Il y a des annonces qui déclenchent chez moi une véritable démangeaison de curiosité – et Dandelion Void en fait clairement partie. Ayant poncé Project Zomboid jusqu’à la moelle et suivi l’évolution du genre survival, j’étais déjà en alerte en voyant le nom d’un de ses moddeurs “star” associé à ce nouveau projet. Mais ce qui m’a vraiment accroché, c’est la promesse d’un huis clos spatial infesté de plantes mutantes, à la croisée de l’angoisse pure et du bricolage de survie. Et croyez-moi, ce n’est pas qu’un énième « survival dans l’espace » sorti du chapeau d’éditeurs opportunistes…
Dandelion Void : un survival spatial organique et suffocant qui s’annonce déjà culte
- Un survival spatial qui pousse la claustrophobie à un niveau rarement atteint, même par Project Zomboid.
- Les mécaniques de bricolage et de survie sont portées par un lore original : des plantes carnivores intelligentes bien plus flippantes que des zombies lambda.
- Une gestion dynamique de l’environnement avec pannes de chauffage, obscurité totale et vannes de vie à réparer pour survivre…
- Le pedigree du co-développeur, créateur du mod ‘Save Our Station’ pour Project Zomboid, laisse espérer une approche système vraiment profonde.
| Feature | Specification |
|---|---|
| Publisher | Manzanita Interactive |
| Release Date | À venir (non annoncée) |
| Genres | Survie, Horreur, Science-fiction |
| Platforms | PC (Steam) |

Dès la première bande-annonce, Dandelion Void vous met face à un sentiment d’étouffement rarement ressenti depuis les grandes heures de Zomboid ou des titres comme Alien: Isolation. Ici, on n’a pas affaire à des couloirs stériles façon Dead Space : chaque pièce du vaisseau est envahie par une végétation aussi belle qu’infectieuse, rendant chaque déplacement potentiellement mortel. Ce n’est pas juste la peur de la créature, mais la constatation que le décor entier conspire contre vous.

La vraie force de Dandelion Void, c’est de s’appuyer sur un contexte crédible : un vaisseau-colonie du siècle dernier, peuplé par les descendants de pionniers, où la notion même de “Terre” est devenue mythe. En tant que survivant, on ne se contente pas de fouiller des tiroirs : il faut réparer, souder, improviser de l’armure à partir de vieilles combinaisons. Surtout, la gestion de la chaleur et de la lumière est au cœur de la tension – quand le système de vie tombe en panne, l’obscurité est aussi létale que la végétation qui rôde.

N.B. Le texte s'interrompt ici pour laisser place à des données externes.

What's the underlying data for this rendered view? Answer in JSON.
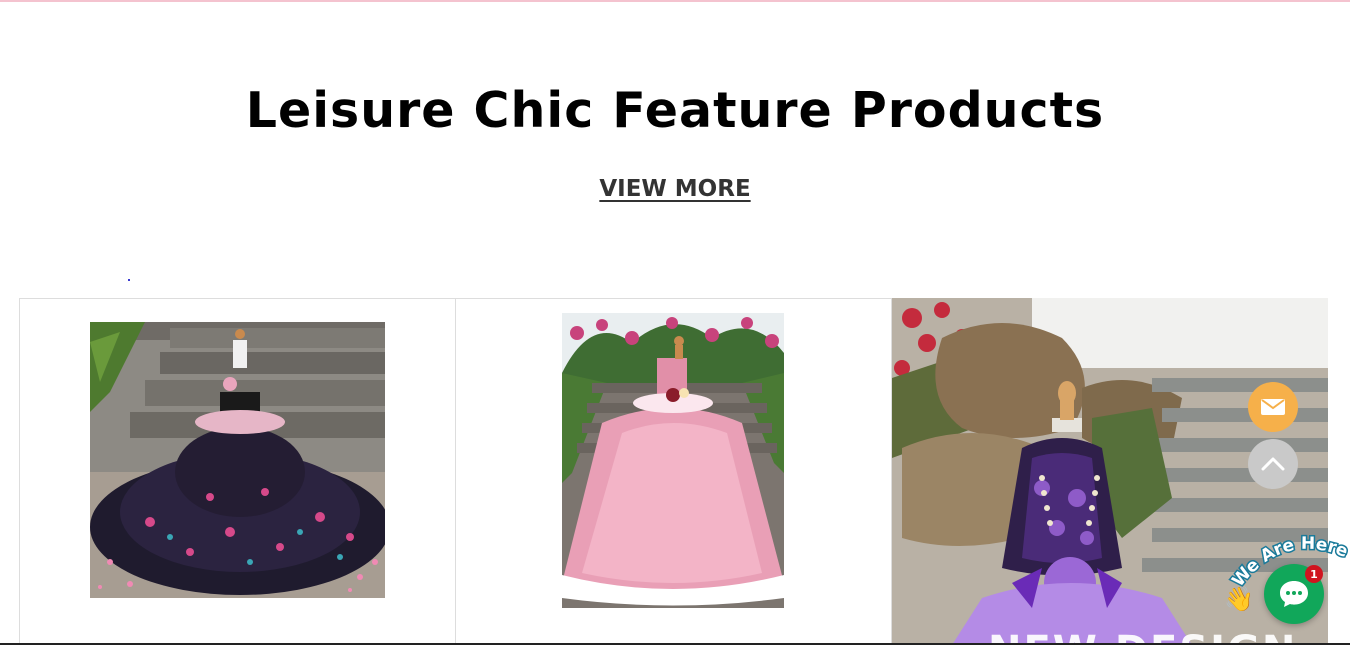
{
  "section": {
    "title": "Leisure Chic Feature Products",
    "view_more_label": "VIEW MORE"
  },
  "products": [
    {
      "image_icon": "black-floral-pet-gown-image"
    },
    {
      "image_icon": "pink-rose-ruffle-pet-gown-image"
    },
    {
      "image_icon": "purple-lace-pet-gown-image",
      "overlay_text": "NEW DESIGN"
    }
  ],
  "widgets": {
    "mail_icon": "envelope-icon",
    "top_icon": "chevron-up-icon",
    "chat_icon": "chat-bubble-icon",
    "chat_badge_count": "1",
    "chat_tagline": "We Are Here!",
    "hand_icon": "waving-hand-icon"
  },
  "colors": {
    "top_rule": "#f4c3cf",
    "mail_button": "#f6b04a",
    "top_button": "#c9c9c9",
    "chat_button": "#11a75a",
    "badge": "#d0141f"
  }
}
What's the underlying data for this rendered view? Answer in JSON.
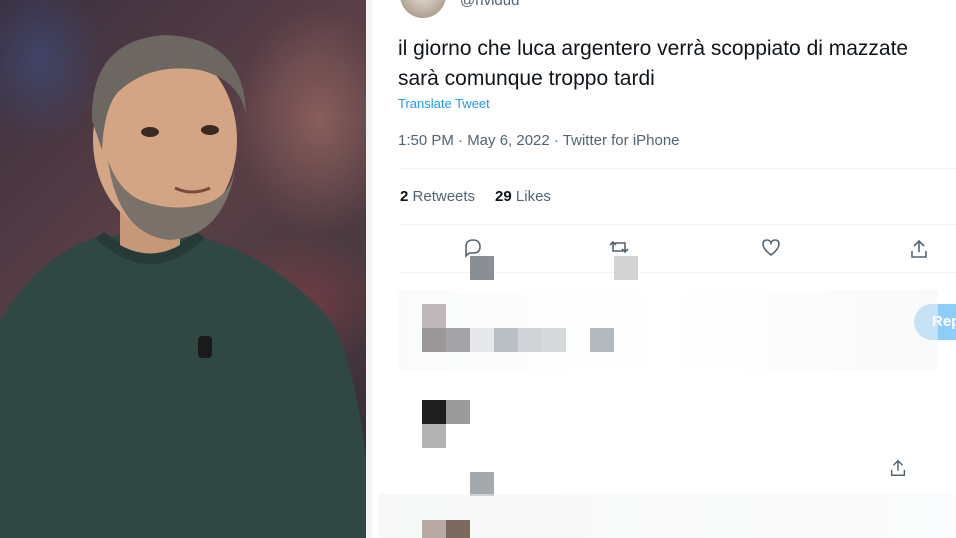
{
  "photo": {
    "icon": "person-photo"
  },
  "tweet": {
    "handle": "@nvidud",
    "text_line1": "il giorno che luca argentero verrà scoppiato di mazzate",
    "text_line2": "sarà comunque troppo tardi",
    "translate_label": "Translate Tweet",
    "meta": "1:50 PM · May 6, 2022 · Twitter for iPhone",
    "retweets_count": "2",
    "retweets_label": "Retweets",
    "likes_count": "29",
    "likes_label": "Likes",
    "reply_button_label": "Reply"
  },
  "colors": {
    "link": "#1d9bf0",
    "text": "#0f1419",
    "muted": "#536471",
    "reply_button": "#8ecdf7"
  },
  "icons": [
    "reply-icon",
    "retweet-icon",
    "like-icon",
    "share-icon"
  ]
}
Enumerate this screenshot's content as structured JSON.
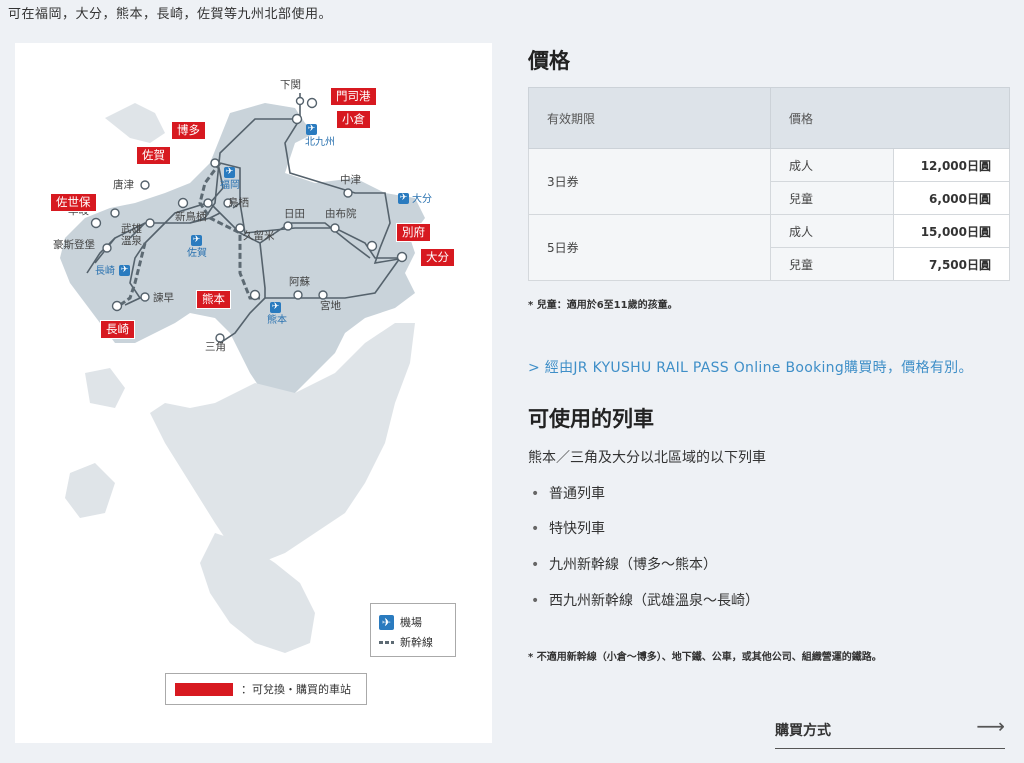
{
  "intro": "可在福岡，大分，熊本，長崎，佐賀等九州北部使用。",
  "map": {
    "stations": [
      "下関",
      "唐津",
      "早岐",
      "武雄溫泉",
      "豪斯登堡",
      "新鳥栖",
      "鳥栖",
      "久留米",
      "日田",
      "由布院",
      "中津",
      "阿蘇",
      "宮地",
      "三角",
      "諫早"
    ],
    "red_stations": [
      "門司港",
      "小倉",
      "博多",
      "佐賀",
      "佐世保",
      "別府",
      "大分",
      "熊本",
      "長崎"
    ],
    "airports": [
      "北九州",
      "福岡",
      "大分",
      "佐賀",
      "長崎",
      "熊本"
    ],
    "legend": {
      "airport": "機場",
      "shinkansen": "新幹線",
      "red_note": "：可兌換・購買的車站"
    }
  },
  "price": {
    "title": "價格",
    "col_period": "有效期限",
    "col_price": "價格",
    "rows": [
      {
        "period": "3日券",
        "adult_label": "成人",
        "adult": "12,000日圓",
        "child_label": "兒童",
        "child": "6,000日圓"
      },
      {
        "period": "5日券",
        "adult_label": "成人",
        "adult": "15,000日圓",
        "child_label": "兒童",
        "child": "7,500日圓"
      }
    ],
    "note": "* 兒童：適用於6至11歲的孩童。"
  },
  "link": "> 經由JR KYUSHU RAIL PASS Online Booking購買時，價格有別。",
  "trains": {
    "title": "可使用的列車",
    "desc": "熊本／三角及大分以北區域的以下列車",
    "items": [
      "普通列車",
      "特快列車",
      "九州新幹線（博多～熊本）",
      "西九州新幹線（武雄溫泉～長崎）"
    ],
    "note": "* 不適用新幹線（小倉～博多）、地下鐵、公車，或其他公司、組織營運的鐵路。"
  },
  "buy": {
    "label": "購買方式",
    "arrow": "⟶"
  }
}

Côté gameplay, les influences de Project Zomboid sont palpables : exploration libre, loot généré de façon dynamique, micro-gestion permanente de l’inventaire et du stress. Mais ce qui me fait vraiment saliver, c’est la promesse d’une IA organique – ici, les plantes ennemies ne suivent pas de simples routines. Elles semblent se propager, “sentir” votre présence, réagir à la lumière et au bruit. Si cette promesse est tenue, on tient peut-être le survival le plus imprévisible depuis longtemps…

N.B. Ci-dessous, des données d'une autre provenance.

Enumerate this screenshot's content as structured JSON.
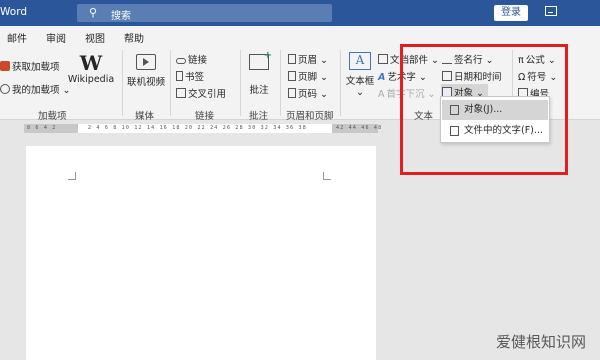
{
  "title_bar": {
    "app_name": "Word",
    "search_placeholder": "搜索",
    "login_label": "登录"
  },
  "tabs": [
    "邮件",
    "审阅",
    "视图",
    "帮助"
  ],
  "ribbon": {
    "addins": {
      "get": "获取加载项",
      "my": "我的加载项",
      "wiki": "Wikipedia",
      "label": "加载项"
    },
    "media": {
      "video": "联机视频",
      "label": "媒体"
    },
    "links": {
      "link": "链接",
      "bookmark": "书签",
      "crossref": "交叉引用",
      "label": "链接"
    },
    "comments": {
      "comment": "批注",
      "label": "批注"
    },
    "header_footer": {
      "header": "页眉",
      "footer": "页脚",
      "page_number": "页码",
      "label": "页眉和页脚"
    },
    "text": {
      "textbox": "文本框",
      "quickparts": "文档部件",
      "wordart": "艺术字",
      "dropcap": "首字下沉",
      "signature": "签名行",
      "datetime": "日期和时间",
      "object": "对象",
      "label": "文本"
    },
    "symbols": {
      "equation": "公式",
      "symbol": "符号",
      "numbering": "编号"
    }
  },
  "object_menu": {
    "items": [
      "对象(J)...",
      "文件中的文字(F)..."
    ]
  },
  "ruler": {
    "left_numbers": "8 6 4 2",
    "main_numbers": "2 4 6 8 10 12 14 16 18 20 22 24 26 28 30 32 34 36 38",
    "right_numbers": "42 44 46 48"
  },
  "watermark": "爱健根知识网",
  "colors": {
    "title_bar": "#2b579a",
    "ribbon_bg": "#f3f3f3",
    "highlight_box": "#e02020",
    "menu_hover": "#d5d5d5"
  }
}
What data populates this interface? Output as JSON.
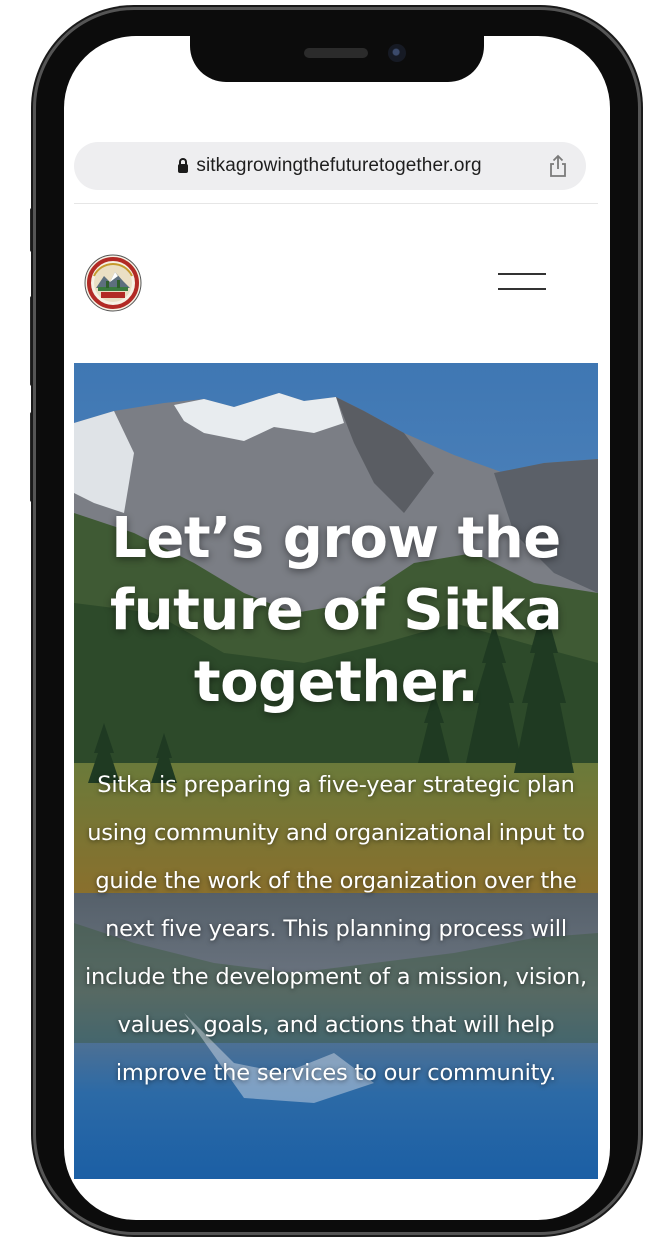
{
  "browser": {
    "url": "sitkagrowingthefuturetogether.org"
  },
  "header": {
    "logo_name": "sitka-growing-the-future-together-logo"
  },
  "hero": {
    "title_line_1": "Let’s grow the",
    "title_line_2": "future of Sitka",
    "title_line_3": "together.",
    "body": "Sitka is preparing a five-year strategic plan using community and organizational input to guide the work of the organization over the next five years. This planning process will include the development of a mission, vision, values, goals, and actions that will help improve the services to our community."
  },
  "colors": {
    "text_dark": "#1e1e1e",
    "url_bar_bg": "#eeeef0",
    "hero_text": "#ffffff",
    "lake_blue": "#1e63a8"
  }
}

Évidemment, impossible de ne pas s’interroger sur l’équilibrage : trop de micro-gestion ou un rythme trop punitif pourraient vite frustrer, et la frontière entre “intense” et “épuisant” est mince dans ce type de jeu. Mais la présence du créateur de ‘Save Our Station’ laisse espérer une expérience riche en systèmes, pensée autant pour les amateurs de challenge que pour les explorateurs méticuleux.

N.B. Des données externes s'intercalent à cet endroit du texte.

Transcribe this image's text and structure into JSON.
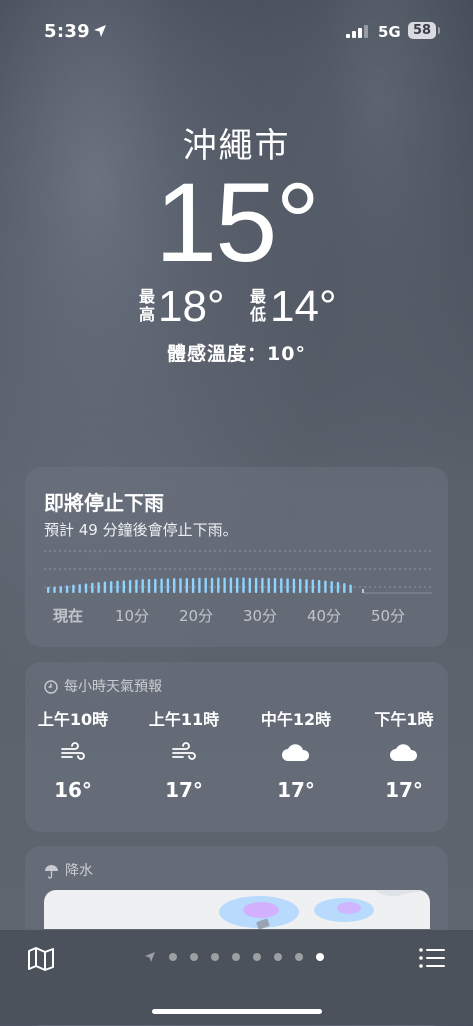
{
  "status": {
    "time": "5:39",
    "network": "5G",
    "battery": "58"
  },
  "location": {
    "city": "沖繩市"
  },
  "current": {
    "temp": "15°",
    "high_label": "最高",
    "high": "18°",
    "low_label": "最低",
    "low": "14°",
    "feels_like": "體感溫度：10°"
  },
  "rain_card": {
    "title": "即將停止下雨",
    "subtitle": "預計 49 分鐘後會停止下雨。",
    "chart_data": {
      "type": "bar",
      "x_labels": [
        "現在",
        "10分",
        "20分",
        "30分",
        "40分",
        "50分"
      ],
      "minutes_with_rain": 49,
      "intensity_relative": [
        0.3,
        0.32,
        0.35,
        0.38,
        0.42,
        0.45,
        0.48,
        0.52,
        0.55,
        0.58,
        0.6,
        0.62,
        0.64,
        0.66,
        0.68,
        0.7,
        0.71,
        0.72,
        0.73,
        0.74,
        0.75,
        0.75,
        0.76,
        0.76,
        0.77,
        0.77,
        0.77,
        0.78,
        0.78,
        0.78,
        0.78,
        0.78,
        0.77,
        0.77,
        0.77,
        0.76,
        0.76,
        0.75,
        0.74,
        0.73,
        0.72,
        0.7,
        0.68,
        0.66,
        0.63,
        0.6,
        0.56,
        0.5,
        0.42
      ]
    }
  },
  "hourly": {
    "header": "每小時天氣預報",
    "items": [
      {
        "time": "上午10時",
        "icon": "wind-icon",
        "temp": "16°"
      },
      {
        "time": "上午11時",
        "icon": "wind-icon",
        "temp": "17°"
      },
      {
        "time": "中午12時",
        "icon": "cloud-icon",
        "temp": "17°"
      },
      {
        "time": "下午1時",
        "icon": "cloud-icon",
        "temp": "17°"
      }
    ]
  },
  "precipitation": {
    "header": "降水"
  },
  "pager": {
    "page_count": 8,
    "active_index": 7
  },
  "colors": {
    "rain_bar": "#8fd3ff",
    "card_bg": "#5d6571",
    "rain_map_accent": "#6fb3ff"
  }
}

Pour les joueurs lassés du sempiternel “survival zombie”, ce projet a tout pour raviver la flamme. Manzanita Interactive vise clairement la niche des fans de vrais jeux de survie : ceux qui veulent souffrir, triompher, improviser dans des mondes crédibles. En attendant une date de sortie (encore secrète), on peut wishlist le jeu sur Steam et croiser les doigts.
TL;DR : Dandelion Void ne se contente pas de recycler les codes de la survie : il les infuse d’une atmosphère organique inédite et d’un gameplay systémique qui sent la passion authentique. S’il tient ses promesses, on tient peut-être le prochain grand nom du genre “claustro-survival”.